Ya sea en Francia, en el Reino Unido o en Estados Unidos, los ricos dan dinero a las grandes instituciones que están en el corazón de nuestras culturas para asegurarse estatus social en forma de placas y fotografías. De la misma forma, financian partidos políticos y luego disfrutan los beneficios cuando estos forman gobierno. Como ha señalado Julia Cagé, economista del Instituto de Estudios Políticos de París, algunos de los que han prometido donaciones para Notre-Dame han sido los mismos que ayudaron económicamente a Macron a llegar a la presidencia.

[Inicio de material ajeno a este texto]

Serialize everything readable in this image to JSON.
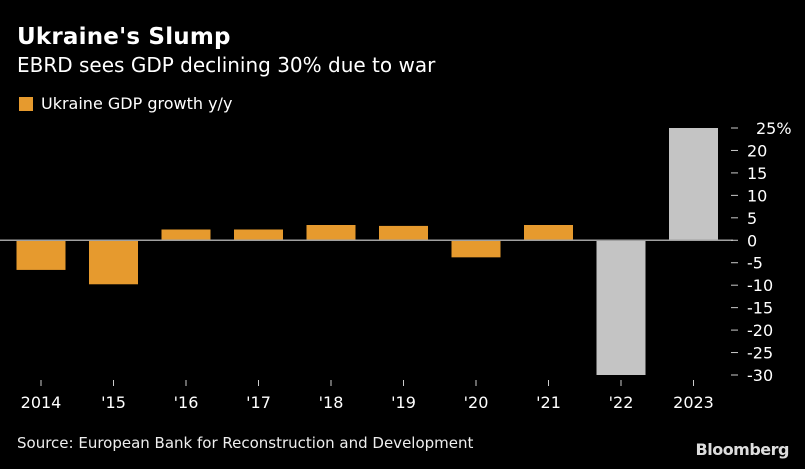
{
  "header": {
    "title": "Ukraine's Slump",
    "subtitle": "EBRD sees GDP declining 30% due to war"
  },
  "footer": {
    "source": "Source: European Bank for Reconstruction and Development",
    "brand": "Bloomberg"
  },
  "chart_data": {
    "type": "bar",
    "title": "Ukraine's Slump",
    "subtitle": "EBRD sees GDP declining 30% due to war",
    "legend": [
      {
        "name": "Ukraine GDP growth y/y",
        "color": "#e69a2e"
      }
    ],
    "legend_position": "top-left",
    "categories": [
      "2014",
      "'15",
      "'16",
      "'17",
      "'18",
      "'19",
      "'20",
      "'21",
      "'22",
      "2023"
    ],
    "series": [
      {
        "name": "Ukraine GDP growth y/y",
        "values": [
          -6.6,
          -9.8,
          2.4,
          2.4,
          3.4,
          3.2,
          -3.8,
          3.4,
          -30,
          25
        ],
        "colors": [
          "#e69a2e",
          "#e69a2e",
          "#e69a2e",
          "#e69a2e",
          "#e69a2e",
          "#e69a2e",
          "#e69a2e",
          "#e69a2e",
          "#c4c4c4",
          "#c4c4c4"
        ]
      }
    ],
    "xlabel": "",
    "ylabel": "",
    "ylim": [
      -30,
      25
    ],
    "yticks": [
      25,
      20,
      15,
      10,
      5,
      0,
      -5,
      -10,
      -15,
      -20,
      -25,
      -30
    ],
    "ytick_labels": [
      "25%",
      "20",
      "15",
      "10",
      "5",
      "0",
      "-5",
      "-10",
      "-15",
      "-20",
      "-25",
      "-30"
    ],
    "y_axis_position": "right",
    "grid": false,
    "zero_line_color": "#a0a0a0"
  }
}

En su reciente y premiado libro, que se publicará el próximo año en inglés con el título 'The Price of Democracy' ('El precio de la democracia'), Cagé calcula que unos 600 ricos de Francia donaron entre 3 y 4,5 millones de euros a la campaña de Macron. En otras palabras, el 2% de los donantes representó entre el 40 y el 60% de toda la financiación del partido En Marche. Pasados de unos meses, el flamante presidente recortó los impuestos a los más ricos, otorgándoles a sus donantes “una devolución de casi el 60.000% por su inversión”. Igual que en Notre-Dame: un pequeño desembolso a cambio de mucha influencia y una compensación abismal.
Quizás lo hemos malinterpretado. Los multimillonarios podrían, con la floritura de una firma, entregar todo el dinero junto y sin condiciones. Ya lo veremos. Pero la ironía de todas estas fortunas es lo extrañas que suponen para la imagen que Francia tiene de sí misma. A mitad de esta década, el entonces presidente François Hollande se jactaba de que no le caía bien la gente rica. Pero en ese momento el país todavía podía consolarse con el recuerdo de los Treinta Gloriosos: las tres gloriosas décadas de posguerra de economía keynesiana y relativa igualdad. Eso ya no existe. Un estudio reciente coescrito por Thomas Piketty, entre otros, remarca que desde la era de François Mitterrand en las décadas de 1980 y 90, ha habido otros 30 gloriosos años… para los más ricos, cuyos ingresos reales han ascendido a una velocidad tres veces mayor que los del resto de población.
Ahora nos estamos enfrentando las consecuencias políticas y culturales.
Macron puede pasar de los bancos de inversiones al Palacio del Elíseo donde dice estar en contra de Trump, pero —igual que su “bête noire”— se da prisa para reducirles los impuestos a sus amigos ricos, mientras recorta prestaciones y presupuesto en educación para que le cuadren los números. Las donaciones a instituciones de beneficencia también han sido 'americanizadas'. Como dijo Thomas Roulet de la Universidad de Cambridge, los grandes donantes de París ahora imitan a los bebedores de champagne y vendedores de influencias de Wall Street.
La tragedia de Notre-Dame vino con un final feliz: los millonarios de Francia se metieron las manos en los bolsillos para salvar un trozo de patrimonio mundial. Pero lo que en un momento pareció trágico, ahora parece grotesco: un puñado de ricos que son mucho comunicado de prensa y pocos cheques y que confían en que miles de franceses de a pie acaben dando dinero, incluso en un momento en que la economía está patas para arriba justamente por beneficiar a los que más tienen.